France is at risk of losing its AAA status not because of politics, but because of credibility, or lack of it. Noyer attacked the UK’s financial position as being worse than that of France which is true, up to a point. Both countries’s public sector debts are running at about 85pc of GDP but when Britain’s private sector debts are added we’ve got one of the worst debt positions in the world. UK's annual deficit is 8.4pc of GDP this year, falling to 7.6pc next year while the French deficit is 5.7pc and 4.5pc respectively. But France has the biggest debt burden of the top six eurozone nations, while its banks have the biggest exposure to the toxic government debts of the single currency’s worst offenders. France, Italy and Germany need to repay, or refinance, about €519bn (£436bn) of debts by June, according to Bloomberg data. So not only does France have enormous debts to refinance, its banks face huge potential losses from their own holdings of toxic debt which are likely to require bailouts from Paris - rather like the ones we completed in 2008 with RBS and Lloyds. Add to this the fast-descending economic gloom across Europe and no wonder the rating agencies are nervous. However the UK, outside the euro, has a floating currency which in recent years has depreciated by about a quarter versus the dollar to help our exporters cope (although the euro has been weaker in recent weeks). And the UK has control over it's own interest rates, not to mention the austerity measures already implemented while much of Europe is still talking about. Noyer also moaned that Britain had higher inflation than France, highlighting it as another reason to downgrade the UK. England has higher prices, but arguably the one "good" thing about inflation is it helps reduce a nation's debts in real terms. For a central banker, he showing a remarkable degree of economic illiteracy.

2 comments:

Anonymous said...

A majority of French people are opposed to the recently agreed EU plans for a fiscal compact treaty, with opposition Socialist presidential candidate Francois Hollande calling for a renegotiation of the text.

Some 52 percent of French people oppose the proposed fiscal compact, according to a poll by BVA and reported in the domestic regional press, while 45 percent back the plan.

Opposition and support for the fiscal compact in the country appears to be cleanly split along right-left lines, unlike in a number of other countries, where resistance to the accord is bubbling up from a variety of ideological quarters.

Some eight out of 10 left-wing voters back Socialist candidate Hollande’s aim to renegotiate the text if elected, while eight out of 10 conservative voters oppose the idea.

And 55 percent of managers back the text while just 36 percent of workers approve.

The poll comes as the discourse over the eurozone debt crisis response is hardening ahead of elections in 2012.

On Monday (12 December), Hollande announced that he would renegotiate the document

Anonymous said...

Speaking at the State Department in Washington, Lagarde said: "There is no economy in the world, whether low-income countries, emerging markets, middle-income countries or super-advanced economies that will be immune to the crisis that we see not only unfolding but escalating.

"It is not a crisis that will be resolved by one group of countries taking action.
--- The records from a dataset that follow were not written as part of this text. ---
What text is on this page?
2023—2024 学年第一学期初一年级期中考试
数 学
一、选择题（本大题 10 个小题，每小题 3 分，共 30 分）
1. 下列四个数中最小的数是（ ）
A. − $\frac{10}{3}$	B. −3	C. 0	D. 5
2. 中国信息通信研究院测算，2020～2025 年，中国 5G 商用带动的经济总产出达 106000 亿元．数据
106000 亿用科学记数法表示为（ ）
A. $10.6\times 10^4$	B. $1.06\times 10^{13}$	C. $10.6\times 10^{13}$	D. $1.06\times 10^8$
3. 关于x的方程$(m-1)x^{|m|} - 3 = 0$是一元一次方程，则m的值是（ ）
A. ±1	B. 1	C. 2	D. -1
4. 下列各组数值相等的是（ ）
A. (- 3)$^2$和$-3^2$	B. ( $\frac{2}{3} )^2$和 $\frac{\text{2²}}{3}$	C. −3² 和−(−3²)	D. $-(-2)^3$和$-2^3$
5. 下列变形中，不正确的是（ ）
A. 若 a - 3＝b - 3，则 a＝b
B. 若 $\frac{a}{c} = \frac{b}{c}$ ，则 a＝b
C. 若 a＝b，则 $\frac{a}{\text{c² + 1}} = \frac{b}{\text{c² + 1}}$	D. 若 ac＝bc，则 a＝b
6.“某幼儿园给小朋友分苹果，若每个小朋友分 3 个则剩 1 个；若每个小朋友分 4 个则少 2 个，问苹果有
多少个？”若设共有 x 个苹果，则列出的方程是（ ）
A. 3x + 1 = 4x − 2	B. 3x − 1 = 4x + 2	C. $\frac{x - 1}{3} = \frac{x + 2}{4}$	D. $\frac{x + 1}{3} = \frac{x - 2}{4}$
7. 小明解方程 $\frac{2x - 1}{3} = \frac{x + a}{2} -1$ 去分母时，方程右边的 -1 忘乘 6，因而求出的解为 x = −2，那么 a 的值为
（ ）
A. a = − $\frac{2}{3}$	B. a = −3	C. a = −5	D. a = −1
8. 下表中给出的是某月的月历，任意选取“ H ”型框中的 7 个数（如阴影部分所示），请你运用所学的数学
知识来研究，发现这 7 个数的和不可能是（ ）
It is going to be hopefully resolved by all countries, all regions, all categories of countries actually taking some action."

Lagarde said that the scale of the eurozone crisis, and its implications for other countries, meant that Europe's governments could not tackle it alone. "It is going to require efforts, it is going to require adjustment, and clearly it is going to have to start from the core of the crisis at the moment, which is obviously the European countries and in particular the countries of the eurozone," Lagarde said.

As Lagarde called for unity, there were strong attacks on Britain from both the French finance minister, Francois Baroin, and the governor of the French central bank, Christian Noyer, in what appeared to be a concerted attempt by Paris to escalate a war of words with London in the wake of Britain's decision to veto a new EU treaty.